Topic Direction Producer Key When
hiveops.aria.sequences produced AriaSequenceProducer.publishSequenceAlert deviceAgentId on every raised sequence alert
hiveops.aria.threats produced AriaThreatProducer.publishThreatEvent deviceAgentId per HIGH/CRITICAL ingested event (feeds context, not alerts)

No @KafkaListener consumes these in ARIA. Payloads are JSON (AriaSequenceEvent, AriaThreatEvent). AriaSequenceEvent.alertId is a freshly generated UUID (not the DB row id). See [platform.kafka].

Database (hiveiq_aria, Flyway-managed, ddl-auto=validate)

Table Role in this feature Read Write
threat_event source signals; also linked to a sequence via sequence_id detection query; events panel sequence_id stamped on correlate
precursor_sequence_alert the alert record shown on this screen list / resolve created on detect; resolved_at/resolved_by on resolve

precursor_sequence_alert columns: device_id, device_agent_id, sequence_type, phases_detected[], confidence (precision 4 scale 3), triggered_at, auto_response_taken, resolved_at, resolved_by, institution_key, sequence_id.
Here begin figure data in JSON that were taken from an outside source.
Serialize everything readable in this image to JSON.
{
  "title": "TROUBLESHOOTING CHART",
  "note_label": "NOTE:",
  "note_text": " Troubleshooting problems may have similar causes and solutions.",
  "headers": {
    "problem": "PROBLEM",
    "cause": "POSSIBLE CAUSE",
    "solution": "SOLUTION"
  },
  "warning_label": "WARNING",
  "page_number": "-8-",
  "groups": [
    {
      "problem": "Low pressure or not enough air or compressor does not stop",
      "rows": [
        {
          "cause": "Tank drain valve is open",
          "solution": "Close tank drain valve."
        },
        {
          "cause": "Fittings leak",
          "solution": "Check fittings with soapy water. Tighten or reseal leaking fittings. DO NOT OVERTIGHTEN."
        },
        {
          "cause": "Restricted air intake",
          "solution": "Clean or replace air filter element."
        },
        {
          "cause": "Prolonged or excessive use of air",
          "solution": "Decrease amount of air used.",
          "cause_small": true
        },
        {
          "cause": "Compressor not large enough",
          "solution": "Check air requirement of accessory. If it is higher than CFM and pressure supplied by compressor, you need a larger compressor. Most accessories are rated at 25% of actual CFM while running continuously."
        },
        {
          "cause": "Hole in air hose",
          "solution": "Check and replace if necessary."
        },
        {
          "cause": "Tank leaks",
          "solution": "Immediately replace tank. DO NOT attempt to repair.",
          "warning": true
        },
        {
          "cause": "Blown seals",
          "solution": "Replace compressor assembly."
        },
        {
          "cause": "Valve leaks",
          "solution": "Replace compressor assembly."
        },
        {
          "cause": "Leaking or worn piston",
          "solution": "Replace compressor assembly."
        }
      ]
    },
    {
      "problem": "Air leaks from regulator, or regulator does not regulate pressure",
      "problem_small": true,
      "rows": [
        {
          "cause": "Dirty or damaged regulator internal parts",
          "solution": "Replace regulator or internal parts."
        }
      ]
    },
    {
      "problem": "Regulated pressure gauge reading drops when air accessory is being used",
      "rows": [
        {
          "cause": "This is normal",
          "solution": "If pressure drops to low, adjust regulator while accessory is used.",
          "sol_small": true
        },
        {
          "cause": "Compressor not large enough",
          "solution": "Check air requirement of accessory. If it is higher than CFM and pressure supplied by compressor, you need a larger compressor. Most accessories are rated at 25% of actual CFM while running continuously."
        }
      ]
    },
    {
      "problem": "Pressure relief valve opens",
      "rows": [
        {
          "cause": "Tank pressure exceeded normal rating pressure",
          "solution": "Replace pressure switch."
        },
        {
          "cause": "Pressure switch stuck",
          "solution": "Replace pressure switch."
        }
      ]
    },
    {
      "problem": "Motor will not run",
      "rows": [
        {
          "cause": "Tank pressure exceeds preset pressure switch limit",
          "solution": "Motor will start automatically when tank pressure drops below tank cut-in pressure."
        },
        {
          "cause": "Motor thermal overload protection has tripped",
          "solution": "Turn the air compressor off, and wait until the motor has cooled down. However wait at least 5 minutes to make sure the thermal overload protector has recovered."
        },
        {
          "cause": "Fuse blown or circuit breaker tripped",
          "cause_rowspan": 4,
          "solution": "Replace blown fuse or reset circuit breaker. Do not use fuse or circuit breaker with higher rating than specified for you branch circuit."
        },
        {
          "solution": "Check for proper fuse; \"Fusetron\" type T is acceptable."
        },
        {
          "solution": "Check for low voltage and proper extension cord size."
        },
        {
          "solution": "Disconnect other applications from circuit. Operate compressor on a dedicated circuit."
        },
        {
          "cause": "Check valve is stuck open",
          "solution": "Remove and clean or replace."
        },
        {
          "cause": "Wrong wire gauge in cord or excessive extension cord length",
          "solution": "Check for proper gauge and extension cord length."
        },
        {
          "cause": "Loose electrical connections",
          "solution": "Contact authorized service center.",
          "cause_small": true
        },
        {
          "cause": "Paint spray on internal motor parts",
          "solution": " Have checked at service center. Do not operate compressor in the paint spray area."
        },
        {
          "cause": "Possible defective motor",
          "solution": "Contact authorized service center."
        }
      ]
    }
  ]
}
See [platform.data-architecture].

API endpoints (PrecursorSequenceAlertController, all hasRole('BCOS_ADMIN'))

Method Path Purpose
GET /api/aria/sequences paged list; params resolved, sequenceType, deviceAgentId, page, size (default size 25); sorted triggeredAt desc
GET /api/aria/sequences/{id}/events threat events sharing the alert's sequence_id
POST /api/aria/sequences/{id}/resolve idempotent resolve; stamps resolved_at + resolved_by (JWT email)

Note the repository query precedence in getSequences: a non-blank deviceAgentId overrides the resolved and sequenceType filters (device query returns all statuses for that device). Only when no device filter is set do the resolved/type branches apply.